Muted 2026 Organic Growth Amid Churn
Guidance calls for consolidated organic tenant billings growth of about 1% in 2026, or around 4% when excluding the DISH impact. U.S. and Canada organic tenant billings are expected to grow only about 0.5%, or roughly 4.5% excluding DISH, translating into attributable AFFO per share growth of just about 1% before adjusting for the one‑offs.
Latin America Faces Elevated 2026 Churn
Latin America stands out as a pressure point, with organic tenant billings projected to decline about 3% in 2026. The region faces churn of roughly 8% and only modest colocation and amendment growth near 2%, and while management still expects a return to low single‑digit growth by 2027, they see 2026 as a more challenging year than previously thought.
Data Center Margins Normalizing After One‑Off Boosts
CoreSite’s cash margins are expected to contract around 270 basis points in 2026, largely because 2025 benefited from property tax adjustments and legal settlements that will not repeat. Management stressed that, excluding these one‑offs, data center margins should be more stable as newly built capacity ramps and delivers targeted returns.
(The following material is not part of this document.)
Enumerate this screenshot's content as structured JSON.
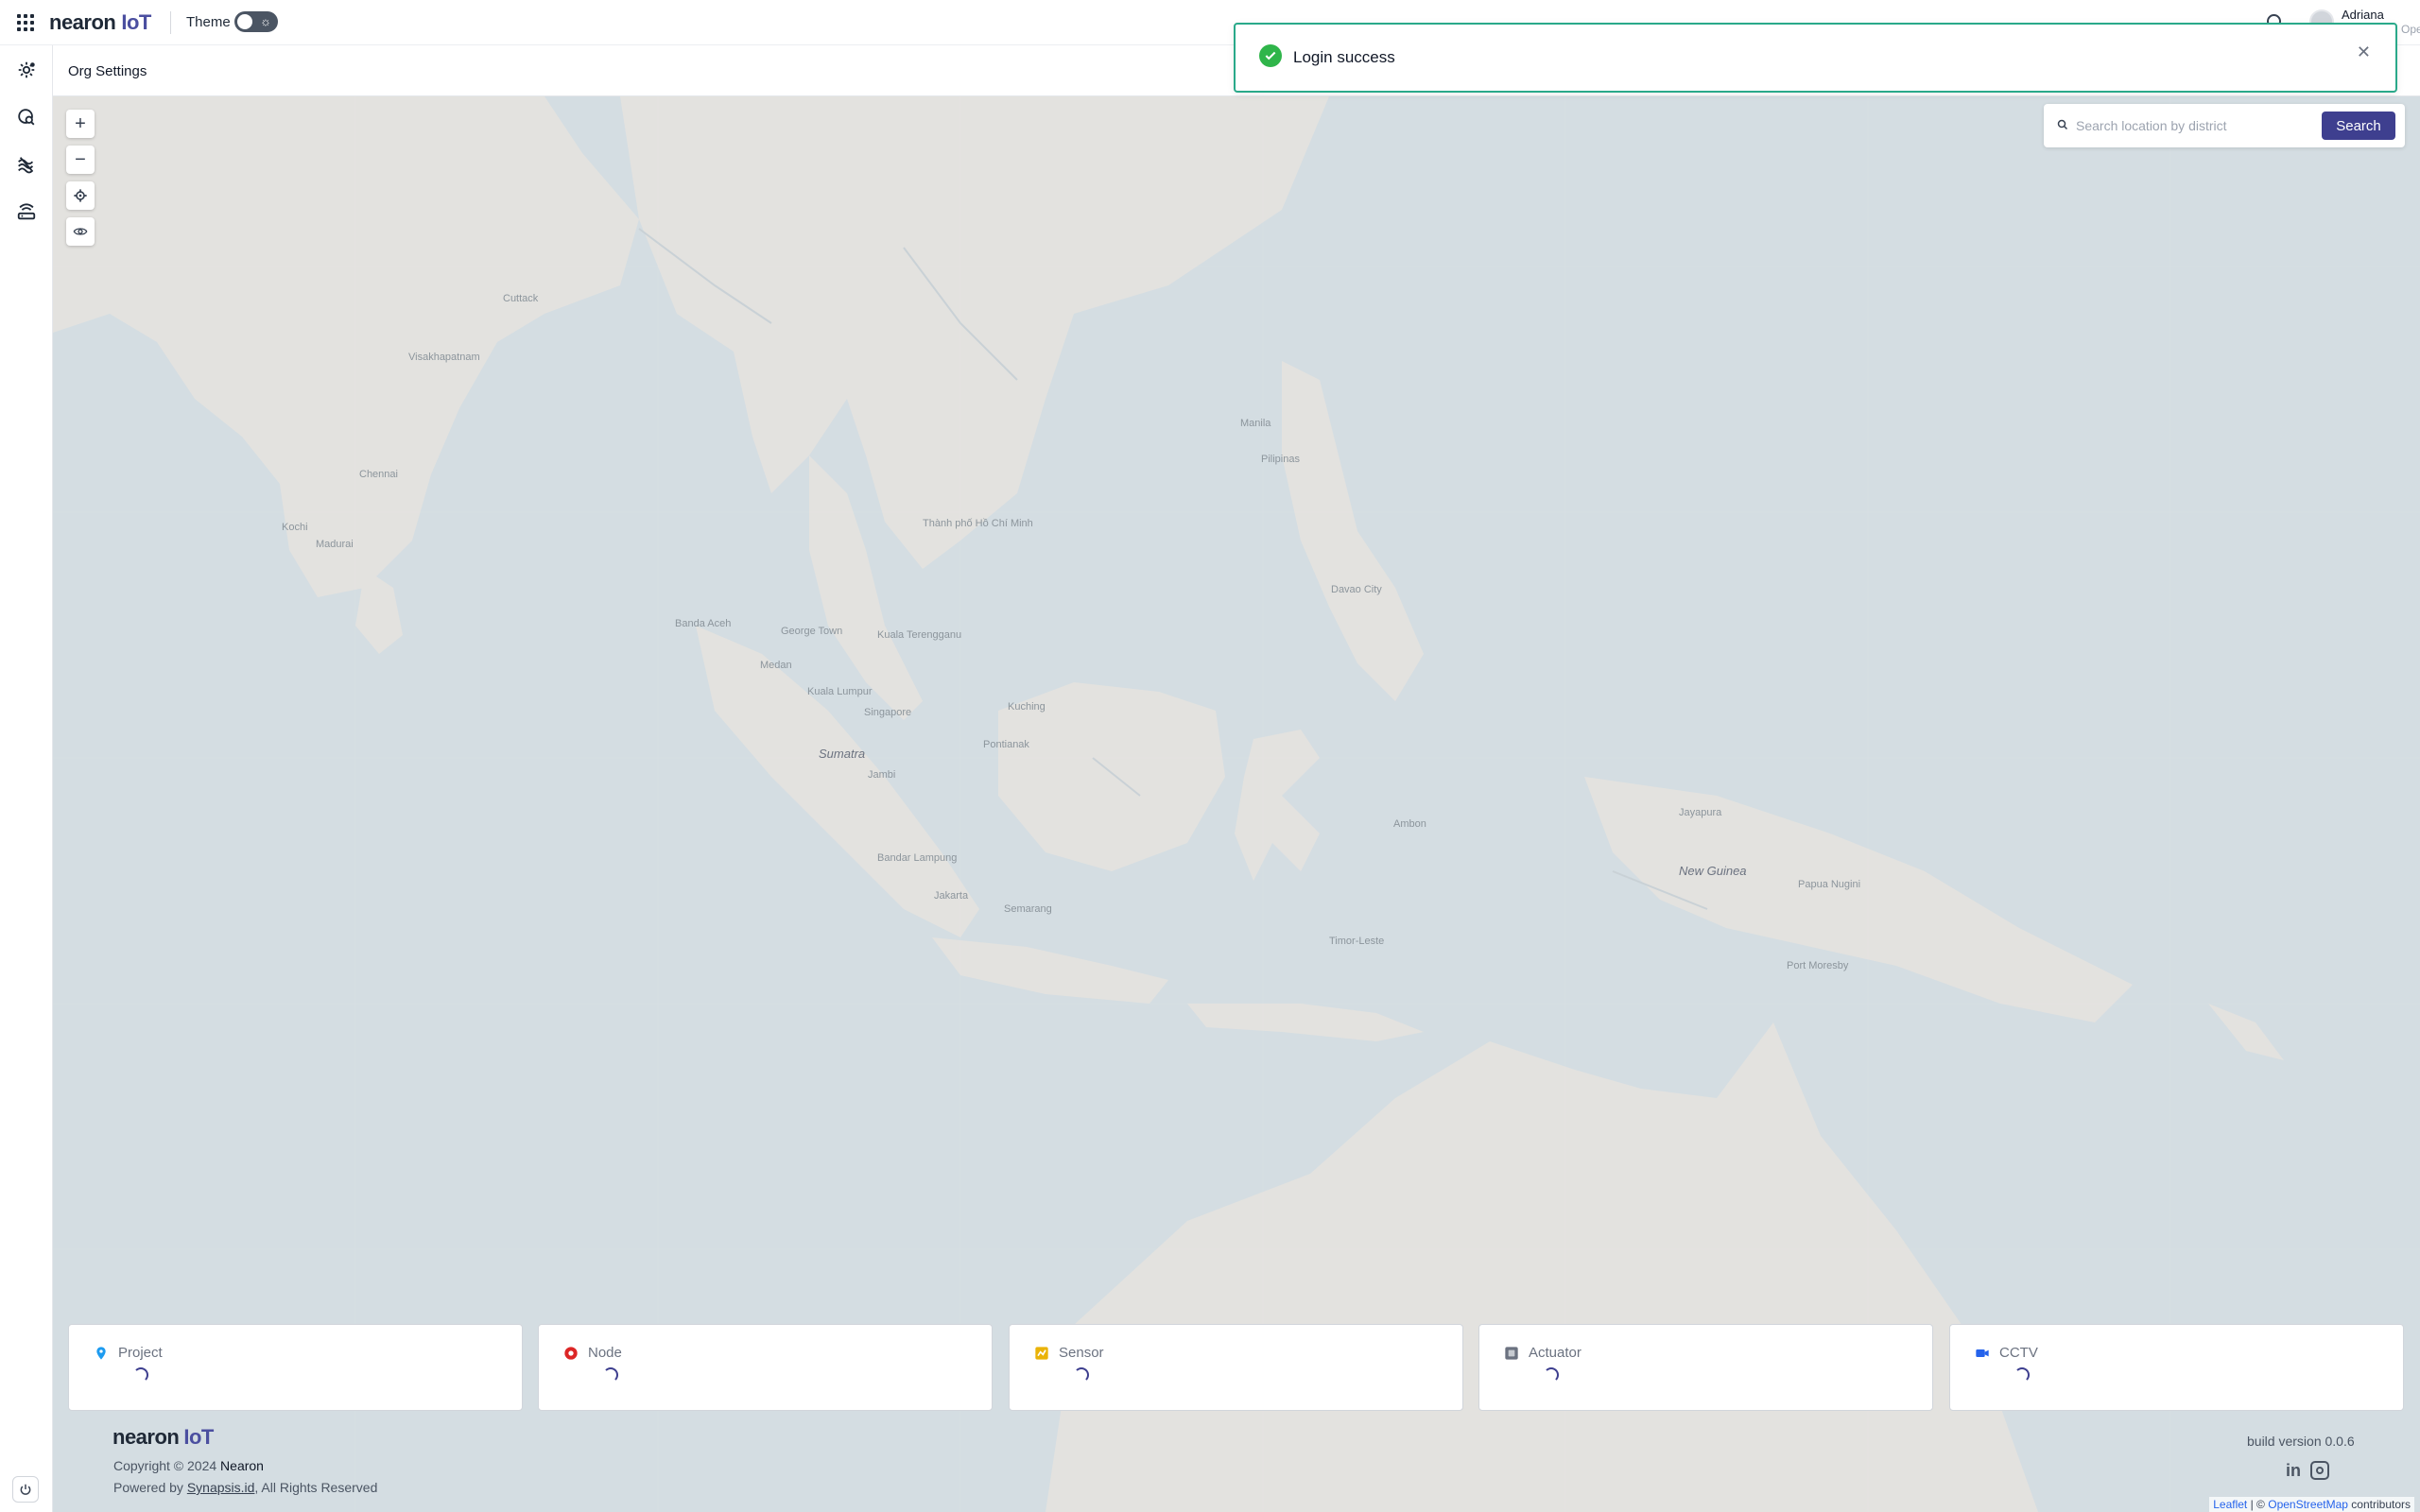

Services Mix and Segment Dynamics Pressure Margins
Services delivered record contributions in 2025 but with a heavier mix of lower‑margin construction work that dilutes profitability. Combined with lower‑margin data center contributions, this mix partially offsets tower strength, with cash adjusted EBITDA margins guided to roughly 66.8% in 2026, down about 20 basis points year over year.
Refinancing, Taxes and Other Cost Drags
The 2026 outlook bakes in higher interest costs as maturing debt is refinanced at higher rates, along with rising cash taxes and minority distributions. These factors are expected to absorb part of the EBITDA growth and limit AFFO per share expansion, especially when layered on top of the DISH‑related revenue loss.
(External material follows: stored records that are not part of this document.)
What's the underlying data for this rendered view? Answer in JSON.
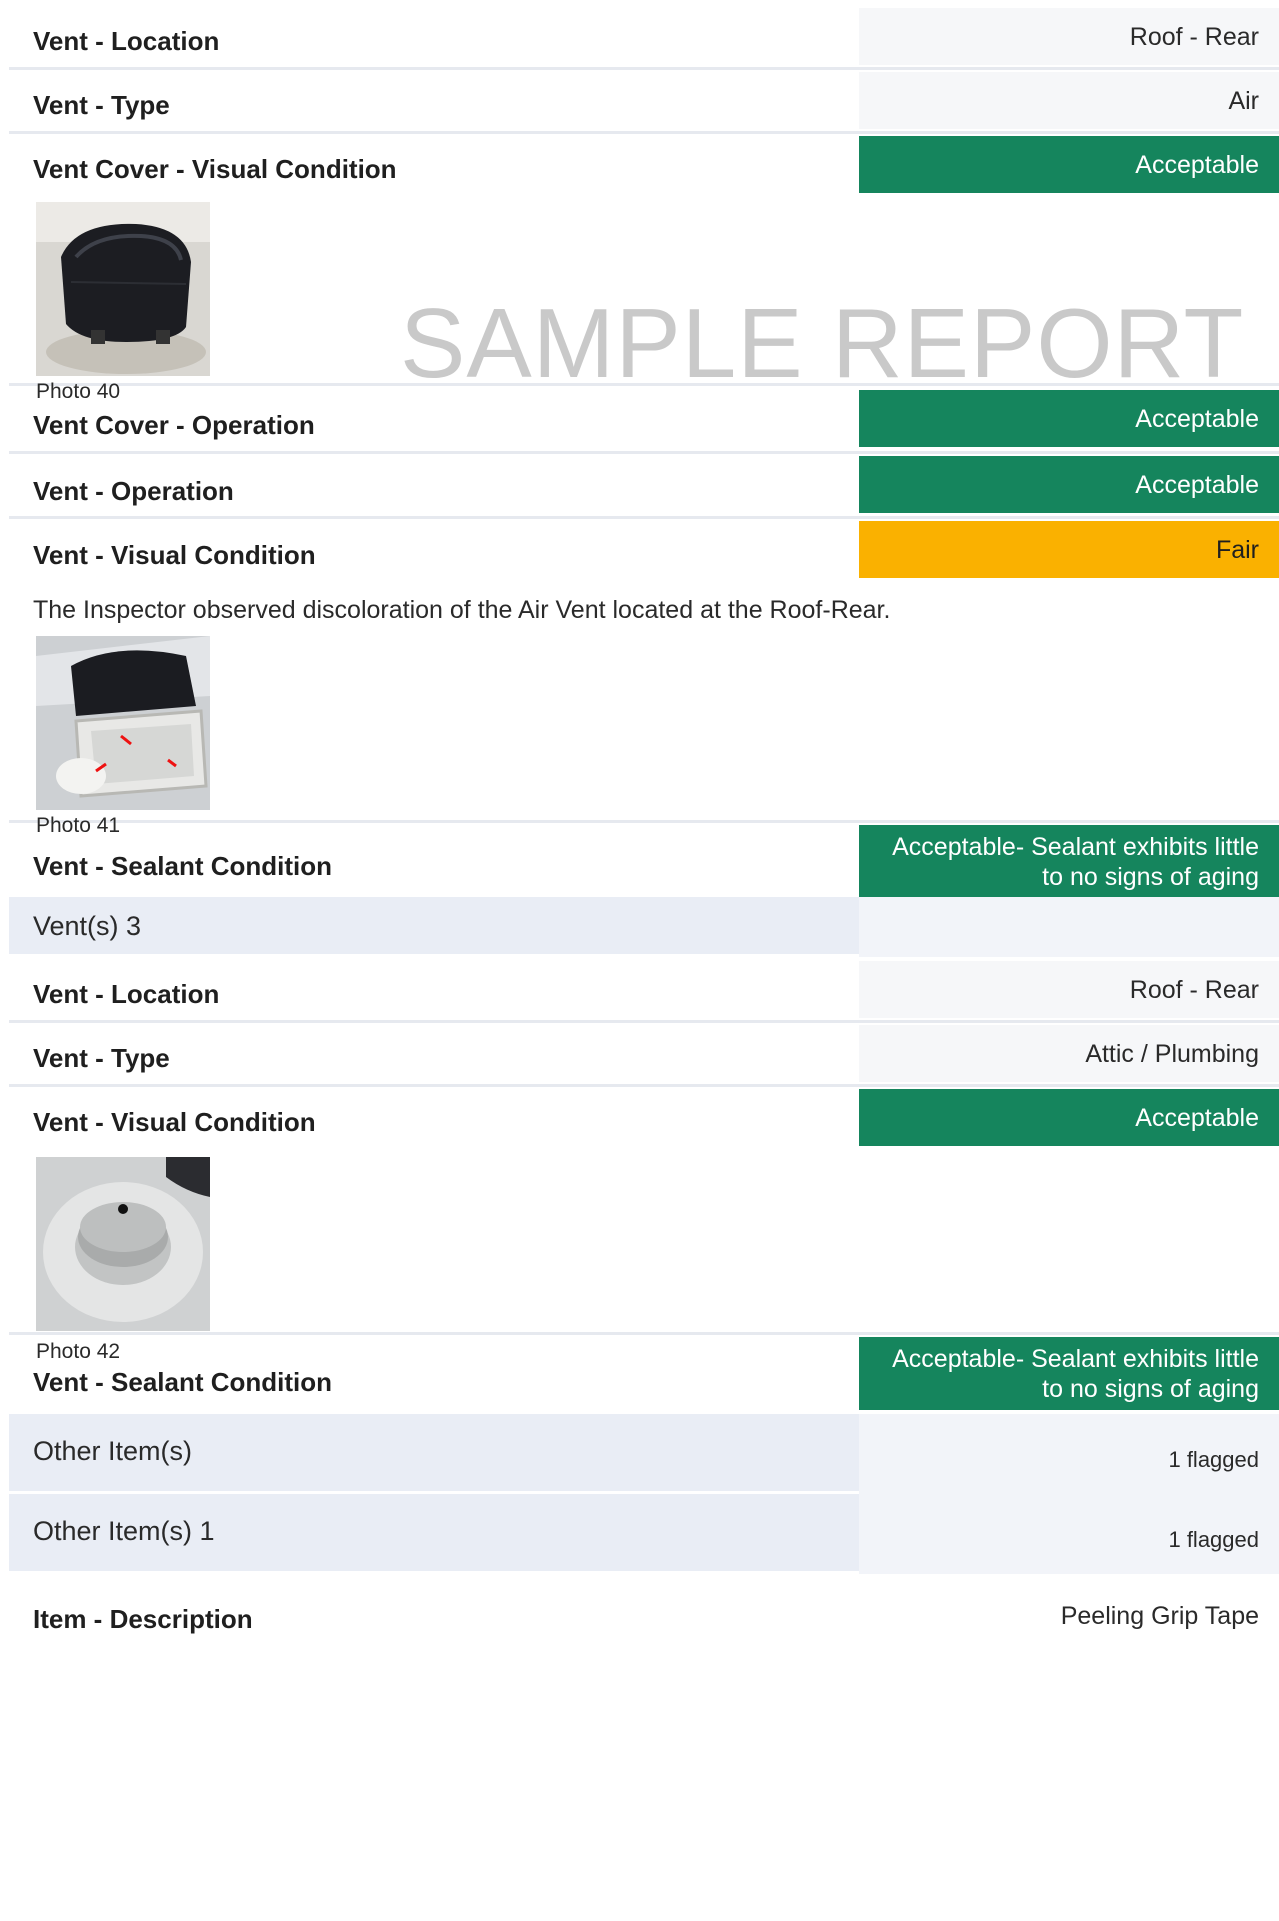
{
  "watermark": "SAMPLE REPORT",
  "rows": {
    "r1": {
      "label": "Vent - Location",
      "value": "Roof - Rear"
    },
    "r2": {
      "label": "Vent - Type",
      "value": "Air"
    },
    "r3": {
      "label": "Vent Cover - Visual Condition",
      "value": "Acceptable"
    },
    "photo40": "Photo 40",
    "r4": {
      "label": "Vent Cover - Operation",
      "value": "Acceptable"
    },
    "r5": {
      "label": "Vent - Operation",
      "value": "Acceptable"
    },
    "r6": {
      "label": "Vent - Visual Condition",
      "value": "Fair"
    },
    "comment6": "The Inspector observed discoloration of the Air Vent located at the Roof-Rear.",
    "photo41": "Photo 41",
    "r7": {
      "label": "Vent - Sealant Condition",
      "value_line1": "Acceptable- Sealant exhibits little",
      "value_line2": "to no signs of aging"
    },
    "s1": {
      "label": "Vent(s) 3",
      "value": ""
    },
    "r8": {
      "label": "Vent - Location",
      "value": "Roof - Rear"
    },
    "r9": {
      "label": "Vent - Type",
      "value": "Attic / Plumbing"
    },
    "r10": {
      "label": "Vent - Visual Condition",
      "value": "Acceptable"
    },
    "photo42": "Photo 42",
    "r11": {
      "label": "Vent - Sealant Condition",
      "value_line1": "Acceptable- Sealant exhibits little",
      "value_line2": "to no signs of aging"
    },
    "s2": {
      "label": "Other Item(s)",
      "value": "1 flagged"
    },
    "s3": {
      "label": "Other Item(s) 1",
      "value": "1 flagged"
    },
    "r12": {
      "label": "Item - Description",
      "value": "Peeling Grip Tape"
    }
  },
  "colors": {
    "acceptable": "#15855d",
    "fair": "#fab100",
    "section": "#e9edf5"
  }
}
Noncash and FX Effects Obscure Underlying Cash Growth
Noncash straight‑line revenue will represent about a 2% drag on reported GAAP property revenue in 2026, while FX assumptions contribute roughly 1% to growth. Management urged investors to focus on cash and FX‑neutral metrics to better gauge the underlying performance and to separate structural trends from accounting noise.
Regulatory and Legal Overhangs Persist
Beyond DISH litigation, the company highlighted ongoing arbitration with AT&T Mexico, which could influence future organic growth in that market. These uncertainties represent potential upside if resolved favorably, but management is not embedding any benefit in current guidance, reflecting a conservative stance on legal outcomes.
Guidance Frames 2026 as a Transition Year
For 2026, American Tower expects about 1% consolidated organic tenant billings growth, or roughly 4% excluding DISH, with stronger contributions from Africa, APAC and Europe offset by Latin America declines. Property revenue excluding noncash items and FX should rise around 3%, adjusted EBITDA roughly 2% on a comparable basis, and AFFO per share about 1%, with normalized growth closer to 5% once DISH and refinancing effects are excluded.
American Tower’s earnings call painted 2025 as a year of strong execution and 2026 as a necessary reset amid customer‑specific and regional headwinds. With a solid balance sheet, defined margin expansion plan and secular demand from 5G, fixed wireless and AI, management is betting that near‑term turbulence will give way to a renewed growth phase later in the decade.